I’ve been digging around for a good way to archive thread topics outside of the Bookmark feature.
The file print / save as PDF method isn’t really great as all the code blocks don’t wrap or extend, so stuff gets clipped.
Cruising around the discourse developer forum it seems like there’s a way to view the raw markdown
eg- https://scsynth.org/raw/threadNumber but this only shows one thread at a time, with no author attribution, etc. Kind of clunky to iterate over.
Reading through the discourse thread on how they set up printing/saving as PDF it seems like it’s not much of a feature they care about supporting - getting info out of the platform - which is such a shame, but I digress. Just wondering if someone’s found a good workflow to archive? My current workaround has been copy/pasting into text files which is not ideal… the raw markdown seems a bit more promising, but also not great.

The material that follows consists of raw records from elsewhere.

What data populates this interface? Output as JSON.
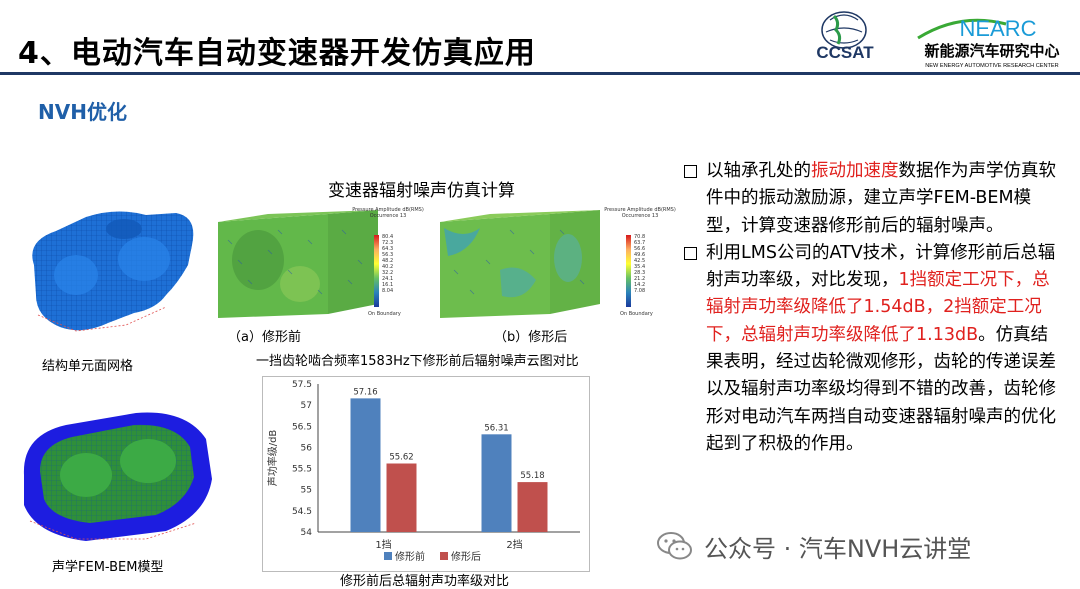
{
  "header": {
    "title": "4、电动汽车自动变速器开发仿真应用",
    "logo_ccsat": "CCSAT",
    "logo_nearc_main": "NEARC",
    "logo_nearc_cn": "新能源汽车研究中心",
    "logo_nearc_en": "NEW ENERGY AUTOMOTIVE RESEARCH CENTER"
  },
  "section": {
    "title": "NVH优化"
  },
  "figures": {
    "mesh_caption": "结构单元面网格",
    "fem_bem_caption": "声学FEM-BEM模型",
    "cloud_title": "变速器辐射噪声仿真计算",
    "before_label": "（a）修形前",
    "after_label": "（b）修形后",
    "cloud_caption": "一挡齿轮啮合频率1583Hz下修形前后辐射噪声云图对比",
    "legend_left": {
      "title_line1": "Pressure Amplitude dB(RMS)",
      "title_line2": "Occurrence 13",
      "values": [
        "80.4",
        "72.3",
        "64.3",
        "56.3",
        "48.2",
        "40.2",
        "32.2",
        "24.1",
        "16.1",
        "8.04"
      ],
      "bottom": "On Boundary"
    },
    "legend_right": {
      "title_line1": "Pressure Amplitude dB(RMS)",
      "title_line2": "Occurrence 13",
      "values": [
        "70.8",
        "63.7",
        "56.6",
        "49.6",
        "42.5",
        "35.4",
        "28.3",
        "21.2",
        "14.2",
        "7.08"
      ],
      "bottom": "On Boundary"
    },
    "chart_caption": "修形前后总辐射声功率级对比"
  },
  "chart_data": {
    "type": "bar",
    "categories": [
      "1挡",
      "2挡"
    ],
    "series": [
      {
        "name": "修形前",
        "values": [
          57.16,
          56.31
        ],
        "color": "#4f81bd"
      },
      {
        "name": "修形后",
        "values": [
          55.62,
          55.18
        ],
        "color": "#c0504d"
      }
    ],
    "data_labels": [
      [
        "57.16",
        "56.31"
      ],
      [
        "55.62",
        "55.18"
      ]
    ],
    "ylabel": "声功率级/dB",
    "ylim": [
      54,
      57.5
    ],
    "yticks": [
      "54",
      "54.5",
      "55",
      "55.5",
      "56",
      "56.5",
      "57",
      "57.5"
    ],
    "legend_position": "bottom"
  },
  "bullets": [
    {
      "parts": [
        {
          "text": "以轴承孔处的",
          "red": false
        },
        {
          "text": "振动加速度",
          "red": true
        },
        {
          "text": "数据作为声学仿真软件中的振动激励源，建立声学FEM-BEM模型，计算变速器修形前后的辐射噪声。",
          "red": false
        }
      ]
    },
    {
      "parts": [
        {
          "text": "利用LMS公司的ATV技术，计算修形前后总辐射声功率级，对比发现，",
          "red": false
        },
        {
          "text": "1挡额定工况下，总辐射声功率级降低了1.54dB，2挡额定工况下，总辐射声功率级降低了1.13dB",
          "red": true
        },
        {
          "text": "。仿真结果表明，经过齿轮微观修形，齿轮的传递误差以及辐射声功率级均得到不错的改善，齿轮修形对电动汽车两挡自动变速器辐射噪声的优化起到了积极的作用。",
          "red": false
        }
      ]
    }
  ],
  "watermark": {
    "text": "公众号 · 汽车NVH云讲堂"
  },
  "colors": {
    "accent_blue": "#1f5fa8",
    "rule": "#1f3864",
    "highlight_red": "#e0211e"
  }
}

The best I can figure out is to append /print to a conversation url (Saving/Downloading Threads as PDF, Markdown etc?). This gives you a relatively static, printable HTML page. You can print from there, or e.g. grab it via Pocket or some other kind of “archive-for-reading” app. I didn’t see bad problems with code formatting, but if you DO see formatting things, the best course is probably to edit the css (either in developer mode of a browser, or in the saved files).
Ah I didn’t think to edit the CSS when using /print and also rather than cmd + p, appending /print like that does make it easier. But for any code block that has long line lengths or more than a certain amount of lines, it does get cropped, for instance - Time-aware merging of two Event Pattern streams. I’ll mess with the CSS to see if there’s a relatively simple 2-3 step process.
I was reading about httrack, but only briefly, and didn’t really keep going when I saw something about Javascript needing to be deactivated. That Jupyter notebook/BeautifulSoup scraper you mention @bovil43810 seems promising.